Department of Statistics and Population Studies, University of Namibia, Windhoek, Namibia.
PLoS One. 2013 Sep 16;8(9):e73500. doi: 10.1371/journal.pone.0073500. eCollection 2013.
Despite remarkable gains in life expectancy and declining mortality in the 21st century, in many places mostly in developing countries, adult mortality has increased in part due to HIV/AIDS or continued abject poverty levels. Moreover many factors including behavioural, socio-economic and demographic variables work simultaneously to impact on risk of mortality. Understanding risk factors of adult mortality is crucial towards designing appropriate public health interventions. In this paper we proposed a structured additive two-part random effects regression model for adult mortality data. Our proposal assumed two processes: (i) whether death occurred in the household (prevalence part), and (ii) number of reported deaths, if death did occur (severity part). The proposed model specification therefore consisted of two generalized linear mixed models (GLMM) with correlated random effects that permitted structured and unstructured spatial components at regional level. Specifically, the first part assumed a GLMM with a logistic link and the second part explored a count model following either a Poisson or negative binomial distribution.
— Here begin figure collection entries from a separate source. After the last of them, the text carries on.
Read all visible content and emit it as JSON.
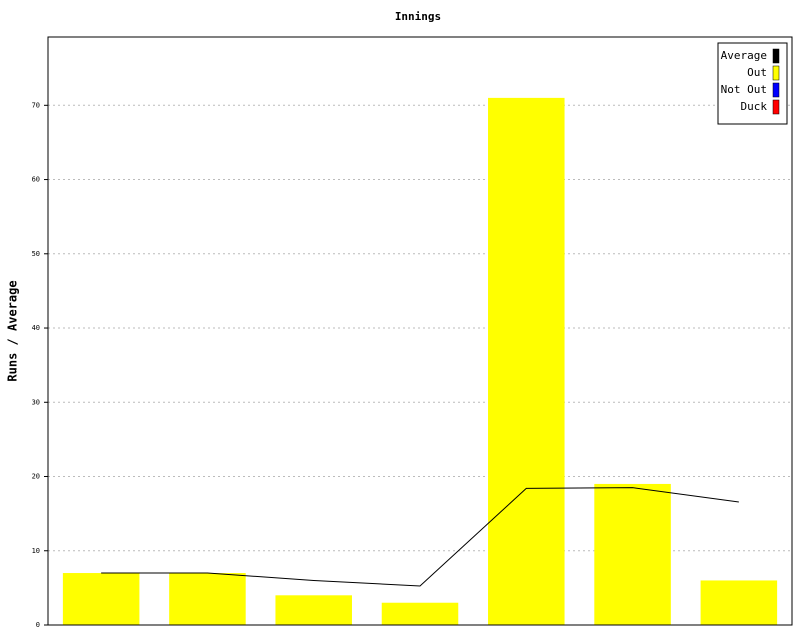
{
  "chart_data": {
    "type": "bar",
    "title": "Innings",
    "y_label": "Runs / Average",
    "categories": [
      null,
      null,
      null,
      null,
      null,
      null,
      null
    ],
    "series": [
      {
        "name": "Average",
        "type": "line",
        "color": "#000000",
        "values": [
          7,
          7,
          6,
          5.25,
          18.4,
          18.5,
          16.57
        ]
      },
      {
        "name": "Out",
        "color": "#ffff00",
        "values": [
          7,
          7,
          4,
          3,
          71,
          19,
          6
        ]
      },
      {
        "name": "Not Out",
        "color": "#0000ff",
        "values": [
          null,
          null,
          null,
          null,
          null,
          null,
          null
        ]
      },
      {
        "name": "Duck",
        "color": "#ff0000",
        "values": [
          null,
          null,
          null,
          null,
          null,
          null,
          null
        ]
      }
    ],
    "ylim": [
      0,
      79.2
    ],
    "yticks": [
      0,
      10,
      20,
      30,
      40,
      50,
      60,
      70
    ],
    "grid": true,
    "legend": "top-right"
  }
}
The model was used to analyse adult mortality data of 25,793 individuals from the 2006/2007 Namibian DHS data. Inference is based on the Bayesian framework with appropriate priors discussed.
尽管在 21 世纪,人们的预期寿命显著延长,死亡率也有所下降,但在许多地方,主要是在发展中国家,成年人死亡率却有所上升,部分原因是艾滋病毒/艾滋病或持续的赤贫水平。此外,许多因素,包括行为、社会经济和人口变量,同时作用于死亡率的风险。了解成年人死亡率的风险因素对于设计适当的公共卫生干预措施至关重要。本文提出了一种针对成年人死亡率数据的结构化加性两部分随机效应回归模型。我们的建议假设了两个过程:(i) 死亡是否发生在家庭中(流行部分),以及 (ii) 死亡发生时报告的死亡人数(严重程度部分)。因此,所提出的模型规范由两个具有相关随机效应的广义线性混合模型 (GLMM) 组成,允许在区域一级进行结构化和非结构化的空间成分。具体来说,第一部分假设使用具有逻辑链接的 GLMM,第二部分探索遵循泊松或负二项分布的计数模型。该模型用于分析 2006/2007 年纳米比亚 DHS 数据中 25793 名成年人的死亡率数据。推理基于贝叶斯框架,并讨论了适当的先验。